I would not say that the region should follow Chile’s example. But sound countercyclical economic policy means having a budget aligned according to a long term trend, either in potential gross domestic product or long term commodity prices.

In 2000, when the copper price was only $0.60/lb, I said that we should spend according to the long term price, something like $0.89. The moment of truth arrived in 2003 when copper prices went up to $2/lb and then $3/lb, but because of the fiscal rule, I couldn’t spend more than the long-term prices at that time. All the difference was saved for the rainy days, and they arrived in 2008 with the global crisis.

If the current commodities cycle started in 2000, then by 2020 it is going to be over. The big issue is what are we going to do during the next five years? Are we going to be able to save in order to invest in our long term growth?

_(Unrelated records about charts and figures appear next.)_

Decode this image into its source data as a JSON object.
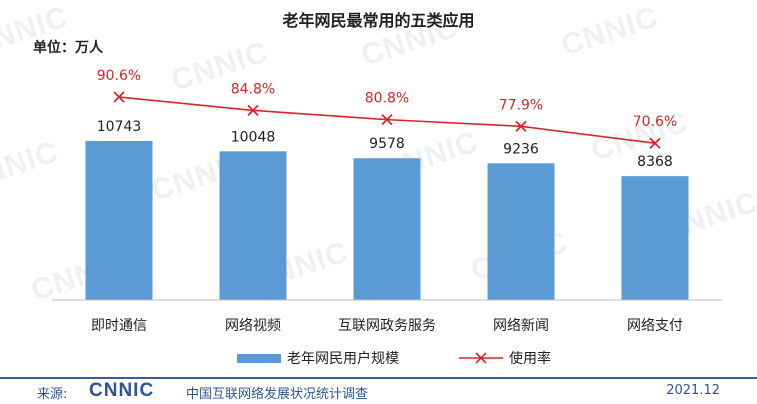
{
  "chart_data": {
    "type": "bar",
    "title": "老年网民最常用的五类应用",
    "unit_label": "单位：万人",
    "categories": [
      "即时通信",
      "网络视频",
      "互联网政务服务",
      "网络新闻",
      "网络支付"
    ],
    "series": [
      {
        "name": "老年网民用户规模",
        "type": "bar",
        "color": "#5b9bd5",
        "values": [
          10743,
          10048,
          9578,
          9236,
          8368
        ],
        "labels": [
          "10743",
          "10048",
          "9578",
          "9236",
          "8368"
        ]
      },
      {
        "name": "使用率",
        "type": "line",
        "color": "#d62728",
        "marker": "x",
        "values": [
          90.6,
          84.8,
          80.8,
          77.9,
          70.6
        ],
        "labels": [
          "90.6%",
          "84.8%",
          "80.8%",
          "77.9%",
          "70.6%"
        ]
      }
    ],
    "legend_position": "bottom",
    "grid": false
  },
  "watermark": "CNNIC",
  "footer": {
    "source_label": "来源:",
    "logo_text": "CNNIC",
    "org": "中国互联网络发展状况统计调查",
    "date": "2021.12"
  }
}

It is not a question of picking the winners but of whether we are going to be able to build adequate infrastructure and services as well as technology that can add value added to our exports.

An economic cycle is coming to an end in the sense that we need different tools to keep our economies going. A social cycle is also coming to an end because the fight against poverty has now become the fight for the new demands of the emerging middle classes.

Chile today is suffering the pains of this growth. And as Colombia’s president Juan Manuel Santos put it, what we are seeing today in Chile is what we will to see in the near future in other Latin American countries.

The instruments and tools that made Chile a success story over the past 20 years are not the tools and public policies that we need for the next 20 years. Because we succeeded, we changed the country, and because we changed the country we now need to change our agenda and our public policies.



Ricardo Lagos was President of Chile from 2000 to 2006.